¿Por qué me
gusta este poema?
NOÉ AGUDO
Dicen que al arte se le debe disfrutar y no explicar, y me
parece correcto. Sin embargo, cada vez que alguien pregunta por qué me gusta esta
pintura, por qué disfruto tanto esa pieza musical o por qué me encanta repetir
este poema, que casi lo he memorizado, se está planteando una cuestión harto compleja
que distintas disciplinas han tratado de responder: el misterio del arte.
Y como soy
profesor, y como no quiero parecerme a quien pide que le toquen mil veces la que…

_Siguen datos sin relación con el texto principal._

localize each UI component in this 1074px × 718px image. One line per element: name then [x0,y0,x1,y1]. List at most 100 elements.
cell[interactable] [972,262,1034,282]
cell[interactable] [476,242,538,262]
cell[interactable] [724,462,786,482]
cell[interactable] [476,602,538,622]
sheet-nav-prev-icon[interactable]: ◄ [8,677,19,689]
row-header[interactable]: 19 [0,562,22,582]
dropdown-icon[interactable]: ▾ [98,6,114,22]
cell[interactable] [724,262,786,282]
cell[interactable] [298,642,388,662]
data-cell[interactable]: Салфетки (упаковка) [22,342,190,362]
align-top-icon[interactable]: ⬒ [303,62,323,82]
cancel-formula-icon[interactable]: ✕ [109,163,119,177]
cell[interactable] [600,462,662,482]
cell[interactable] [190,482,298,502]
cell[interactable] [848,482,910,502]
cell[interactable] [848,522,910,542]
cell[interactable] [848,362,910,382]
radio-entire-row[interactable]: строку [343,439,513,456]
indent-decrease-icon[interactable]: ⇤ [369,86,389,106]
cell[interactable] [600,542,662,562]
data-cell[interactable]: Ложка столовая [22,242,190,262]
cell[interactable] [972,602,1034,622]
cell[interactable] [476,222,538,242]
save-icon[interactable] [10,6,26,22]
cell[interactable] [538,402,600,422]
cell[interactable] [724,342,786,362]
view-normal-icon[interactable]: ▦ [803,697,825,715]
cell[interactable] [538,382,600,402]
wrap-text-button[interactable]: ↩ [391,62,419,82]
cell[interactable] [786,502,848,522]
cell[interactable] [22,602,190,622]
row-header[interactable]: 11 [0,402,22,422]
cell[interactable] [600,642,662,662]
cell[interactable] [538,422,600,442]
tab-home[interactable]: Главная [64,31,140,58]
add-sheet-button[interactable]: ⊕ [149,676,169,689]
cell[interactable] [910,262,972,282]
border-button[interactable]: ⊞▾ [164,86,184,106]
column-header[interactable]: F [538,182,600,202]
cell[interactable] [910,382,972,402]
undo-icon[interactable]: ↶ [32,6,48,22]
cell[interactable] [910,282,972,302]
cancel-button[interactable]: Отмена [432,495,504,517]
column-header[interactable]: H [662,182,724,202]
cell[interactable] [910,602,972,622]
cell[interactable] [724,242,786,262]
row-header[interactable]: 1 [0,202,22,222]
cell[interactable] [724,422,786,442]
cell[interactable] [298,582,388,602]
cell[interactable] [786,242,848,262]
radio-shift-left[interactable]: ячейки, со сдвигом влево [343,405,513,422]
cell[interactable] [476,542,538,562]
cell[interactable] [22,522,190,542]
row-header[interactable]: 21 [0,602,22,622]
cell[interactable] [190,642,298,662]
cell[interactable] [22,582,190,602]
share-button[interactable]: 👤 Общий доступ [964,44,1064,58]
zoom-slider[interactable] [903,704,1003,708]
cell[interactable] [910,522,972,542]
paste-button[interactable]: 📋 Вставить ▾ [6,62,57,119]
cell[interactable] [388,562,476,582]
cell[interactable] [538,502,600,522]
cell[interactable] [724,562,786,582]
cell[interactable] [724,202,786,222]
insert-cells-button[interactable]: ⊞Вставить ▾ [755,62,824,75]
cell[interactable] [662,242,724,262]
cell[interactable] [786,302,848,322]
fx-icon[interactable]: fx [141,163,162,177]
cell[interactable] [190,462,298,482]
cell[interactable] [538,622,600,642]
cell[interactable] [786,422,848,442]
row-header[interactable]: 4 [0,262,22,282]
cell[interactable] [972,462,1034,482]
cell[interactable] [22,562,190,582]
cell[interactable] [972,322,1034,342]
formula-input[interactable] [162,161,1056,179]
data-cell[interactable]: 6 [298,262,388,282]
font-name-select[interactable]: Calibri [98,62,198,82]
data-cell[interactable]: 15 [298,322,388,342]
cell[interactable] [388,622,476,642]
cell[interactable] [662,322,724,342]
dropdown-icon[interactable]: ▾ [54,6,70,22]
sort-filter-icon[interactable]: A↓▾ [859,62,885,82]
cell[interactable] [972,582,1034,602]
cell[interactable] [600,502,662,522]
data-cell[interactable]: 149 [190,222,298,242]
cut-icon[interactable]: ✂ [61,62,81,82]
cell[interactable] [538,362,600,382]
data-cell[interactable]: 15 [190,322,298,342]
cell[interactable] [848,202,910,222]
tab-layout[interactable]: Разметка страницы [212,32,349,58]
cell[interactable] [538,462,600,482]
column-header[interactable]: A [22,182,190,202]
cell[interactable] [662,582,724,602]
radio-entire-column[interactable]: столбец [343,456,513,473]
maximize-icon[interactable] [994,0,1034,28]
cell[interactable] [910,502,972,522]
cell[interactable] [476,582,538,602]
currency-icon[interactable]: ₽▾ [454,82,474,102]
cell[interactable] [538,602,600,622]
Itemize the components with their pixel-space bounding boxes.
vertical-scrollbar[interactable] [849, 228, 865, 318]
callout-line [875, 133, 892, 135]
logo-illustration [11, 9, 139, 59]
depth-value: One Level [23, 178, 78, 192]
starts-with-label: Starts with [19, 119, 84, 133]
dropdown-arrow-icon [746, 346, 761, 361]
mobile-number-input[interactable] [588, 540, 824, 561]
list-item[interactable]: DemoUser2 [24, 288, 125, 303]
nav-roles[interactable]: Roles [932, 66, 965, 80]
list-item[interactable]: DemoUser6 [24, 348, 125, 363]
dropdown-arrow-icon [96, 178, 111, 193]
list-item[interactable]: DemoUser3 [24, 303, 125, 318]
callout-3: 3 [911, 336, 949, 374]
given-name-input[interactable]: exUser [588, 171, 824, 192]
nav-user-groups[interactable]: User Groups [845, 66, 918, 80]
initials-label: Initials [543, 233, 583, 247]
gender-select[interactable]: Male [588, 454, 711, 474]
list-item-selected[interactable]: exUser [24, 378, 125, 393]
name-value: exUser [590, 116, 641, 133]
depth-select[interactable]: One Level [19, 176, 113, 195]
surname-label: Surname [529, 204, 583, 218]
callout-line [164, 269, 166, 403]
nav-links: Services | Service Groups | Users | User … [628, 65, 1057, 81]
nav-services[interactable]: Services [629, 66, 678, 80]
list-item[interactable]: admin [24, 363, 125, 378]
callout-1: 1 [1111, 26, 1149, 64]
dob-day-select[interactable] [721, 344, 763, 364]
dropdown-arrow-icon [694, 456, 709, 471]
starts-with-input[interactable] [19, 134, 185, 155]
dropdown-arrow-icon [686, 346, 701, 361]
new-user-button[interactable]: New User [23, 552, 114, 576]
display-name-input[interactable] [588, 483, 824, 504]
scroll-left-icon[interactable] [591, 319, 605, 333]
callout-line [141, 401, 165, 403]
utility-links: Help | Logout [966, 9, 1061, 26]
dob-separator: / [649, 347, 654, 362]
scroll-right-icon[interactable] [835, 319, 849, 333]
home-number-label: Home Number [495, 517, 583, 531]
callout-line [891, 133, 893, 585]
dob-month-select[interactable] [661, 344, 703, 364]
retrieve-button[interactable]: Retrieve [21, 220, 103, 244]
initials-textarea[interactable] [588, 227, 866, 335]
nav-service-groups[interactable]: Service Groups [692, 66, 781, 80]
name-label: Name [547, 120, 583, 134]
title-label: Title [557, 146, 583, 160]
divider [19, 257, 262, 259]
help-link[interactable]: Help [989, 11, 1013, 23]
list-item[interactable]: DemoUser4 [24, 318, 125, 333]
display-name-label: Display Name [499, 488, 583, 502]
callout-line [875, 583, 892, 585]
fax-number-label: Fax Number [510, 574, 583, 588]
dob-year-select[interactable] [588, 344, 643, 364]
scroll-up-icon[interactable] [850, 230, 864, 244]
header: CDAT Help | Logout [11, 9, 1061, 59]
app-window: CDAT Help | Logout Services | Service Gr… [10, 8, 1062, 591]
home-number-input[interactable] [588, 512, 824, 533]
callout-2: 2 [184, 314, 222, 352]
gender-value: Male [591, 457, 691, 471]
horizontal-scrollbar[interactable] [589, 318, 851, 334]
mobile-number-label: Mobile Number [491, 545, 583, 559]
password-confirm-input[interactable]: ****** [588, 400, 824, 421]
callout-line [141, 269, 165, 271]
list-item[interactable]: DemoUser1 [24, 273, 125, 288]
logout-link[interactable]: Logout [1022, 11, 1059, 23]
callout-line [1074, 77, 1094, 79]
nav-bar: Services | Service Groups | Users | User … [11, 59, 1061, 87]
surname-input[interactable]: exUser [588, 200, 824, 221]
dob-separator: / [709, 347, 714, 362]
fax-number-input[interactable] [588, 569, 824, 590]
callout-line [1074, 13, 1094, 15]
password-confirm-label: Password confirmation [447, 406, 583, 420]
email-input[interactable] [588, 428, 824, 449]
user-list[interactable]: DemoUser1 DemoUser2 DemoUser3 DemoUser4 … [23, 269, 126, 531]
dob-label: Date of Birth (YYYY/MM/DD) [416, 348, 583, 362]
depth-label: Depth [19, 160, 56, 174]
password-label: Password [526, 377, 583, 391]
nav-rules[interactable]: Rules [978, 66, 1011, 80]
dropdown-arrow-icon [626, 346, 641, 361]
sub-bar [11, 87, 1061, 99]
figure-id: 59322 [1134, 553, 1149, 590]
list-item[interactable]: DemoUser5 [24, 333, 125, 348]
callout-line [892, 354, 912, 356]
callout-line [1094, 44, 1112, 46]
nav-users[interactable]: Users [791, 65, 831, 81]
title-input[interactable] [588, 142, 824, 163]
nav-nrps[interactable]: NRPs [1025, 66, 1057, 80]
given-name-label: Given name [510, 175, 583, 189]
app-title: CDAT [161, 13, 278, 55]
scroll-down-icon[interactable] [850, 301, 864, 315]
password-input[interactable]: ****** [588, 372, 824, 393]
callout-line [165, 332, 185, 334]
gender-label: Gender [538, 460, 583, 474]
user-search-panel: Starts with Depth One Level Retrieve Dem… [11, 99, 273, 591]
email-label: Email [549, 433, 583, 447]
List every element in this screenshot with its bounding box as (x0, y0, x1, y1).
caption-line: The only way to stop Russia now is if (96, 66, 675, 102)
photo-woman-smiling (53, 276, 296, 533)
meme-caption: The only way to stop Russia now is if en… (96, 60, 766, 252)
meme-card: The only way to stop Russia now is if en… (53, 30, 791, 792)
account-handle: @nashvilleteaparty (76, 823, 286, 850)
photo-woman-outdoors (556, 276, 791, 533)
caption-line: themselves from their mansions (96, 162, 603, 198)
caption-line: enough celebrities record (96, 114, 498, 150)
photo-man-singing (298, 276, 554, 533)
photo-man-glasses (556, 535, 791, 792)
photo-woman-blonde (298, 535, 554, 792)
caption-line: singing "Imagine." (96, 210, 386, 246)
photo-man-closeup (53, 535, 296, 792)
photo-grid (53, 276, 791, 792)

le gusta, y como sé que en la medida en que uno entiende cómo funciona una
estructura la disfruta mejor, dedicaré unos minutos para intentar explicar por
qué me gusta tanto uno de los poemas de Jorge Luis Borges, que en general me
son gratos. Se titula “Los Justos” y viene en La cifra, recopilación que abarca de 1978 hasta 1981, uno de sus
últimos libros. Dice así (numeraré los versos para explicarme mejor):
Los justos
1.
Un
hombre que cultiva su jardín, como quería Voltaire.
2.
El que
agradece que en la tierra haya música.
3.
El que
descubre con placer una etimología.
4.
Dos
empleados que en un café del Sur juegan un silencioso ajedrez.
5.
El
ceramista que premedita un color y una forma.
6.
El
tipógrafo que compone bien esta página, que tal vez no le agrada.
7.
Una mujer
y un hombre que leen los tercetos finales de cierto canto.
8.
El que
acaricia a un animal dormido.
9.
El que
justifica o quiere justificar un mal que le han hecho.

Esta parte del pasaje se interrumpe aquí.